The terms “a” and “an” and “the” and similar referents as used in the context of describing the application are to be construed to cover both the singular and the plural, unless otherwise indicated herein or clearly contradicted by context.

The use of any and all examples, or exemplary language (e.g., “such as”) provided herein, is intended merely to better illuminate the application and does not pose a limitation on the scope of the application unless otherwise indicated. No language in the specification should be construed as indicating any element is essential to the practice of the application unless as much is explicitly stated.

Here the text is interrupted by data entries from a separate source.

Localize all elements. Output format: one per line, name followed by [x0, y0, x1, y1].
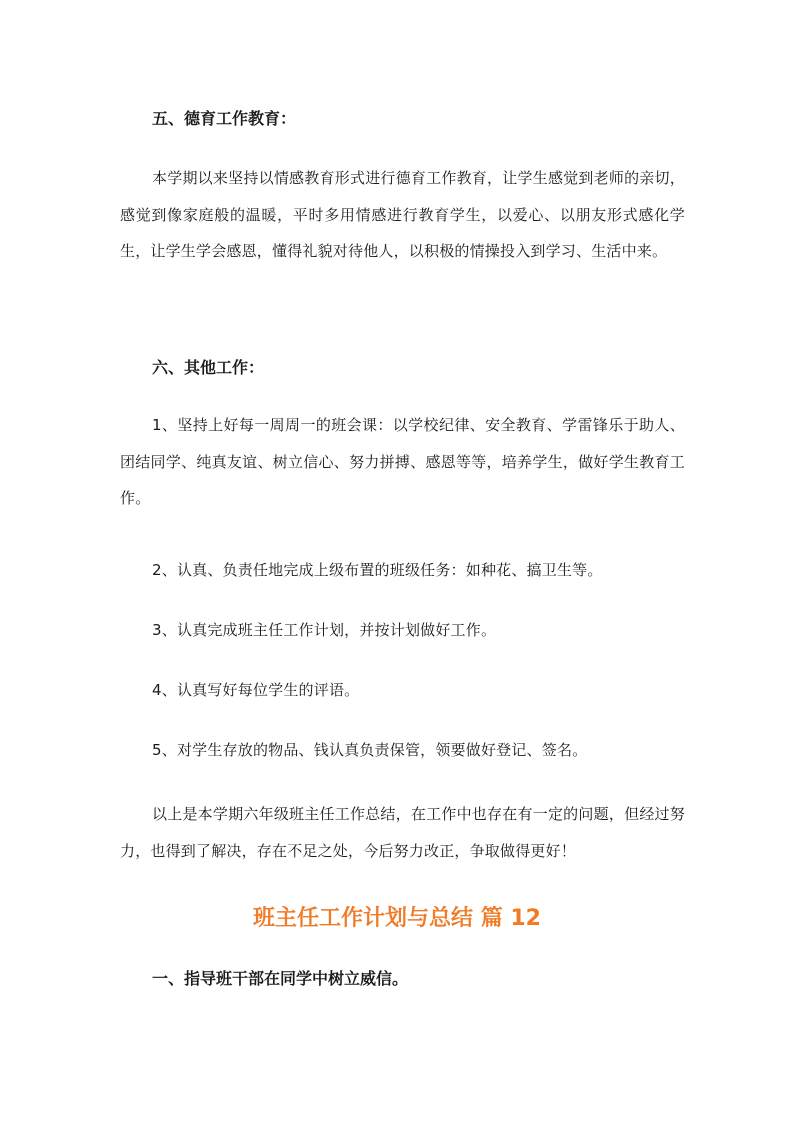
next-section-first-heading: 一、指导班干部在同学中树立威信。 — [152, 969, 409, 988]
section-6-item-3: 3、认真完成班主任工作计划，并按计划做好工作。 — [152, 621, 497, 639]
section-5-heading: 五、德育工作教育： — [152, 109, 297, 128]
section-title: 班主任工作计划与总结 篇 12 — [253, 906, 541, 931]
section-6-item-1: 1、坚持上好每一周周一的班会课：以学校纪律、安全教育、学雷锋乐于助人、团结同学、纯真友谊、树立信心、努力拼搏、感恩等等，培养学生，做好学生教育工作。 — [120, 416, 685, 507]
section-6-item-2: 2、认真、负责任地完成上级布置的班级任务：如种花、搞卫生等。 — [152, 561, 603, 579]
section-6-item-4: 4、认真写好每位学生的评语。 — [152, 681, 360, 699]
section-6-heading: 六、其他工作： — [152, 358, 265, 377]
section-5-paragraph: 本学期以来坚持以情感教育形式进行德育工作教育，让学生感觉到老师的亲切，感觉到像家庭般的温暖，平时多用情感进行教育学生，以爱心、以朋友形式感化学生，让学生学会感恩，懂得礼貌对待他人，以积极的情操投入到学习、生活中来。 — [120, 169, 685, 260]
section-6-item-5: 5、对学生存放的物品、钱认真负责保管，领要做好登记、签名。 — [152, 741, 588, 759]
conclusion-paragraph: 以上是本学期六年级班主任工作总结，在工作中也存在有一定的问题，但经过努力，也得到了解决，存在不足之处，今后努力改正，争取做得更好！ — [120, 805, 685, 860]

The description herein of any aspect or embodiment of the application using terms such as “comprising,” “having,” “including” or “containing” with reference to an element or elements is intended to provide support for a similar aspect or embodiment of the application that “consists of,” “consists essentially of,” or “substantially comprises” that particular element or elements, unless otherwise stated or clearly contradicted by context (e.g., a composition described herein as comprising a particular element should be understood as also describing a composition consisting of that element, unless otherwise stated or clearly contradicted by context). That said, the terms “comprising,” “having,” “including” or “containing” in the claims should be construed according to the conventional “open” meaning of those terms in the patent law to include those elements enumerated as well as other elements. Likewise, the terms “consisting of,” “consists of,” “consists essentially of,” or “substantially comprises” should be construed according to the “closed” or “partially closed” meanings ascribed to those terms in the patent law.

This disclosure includes all modifications and equivalents of the subject matter recited in the aspects or embodiments presented herein to the maximum extent permitted by applicable law.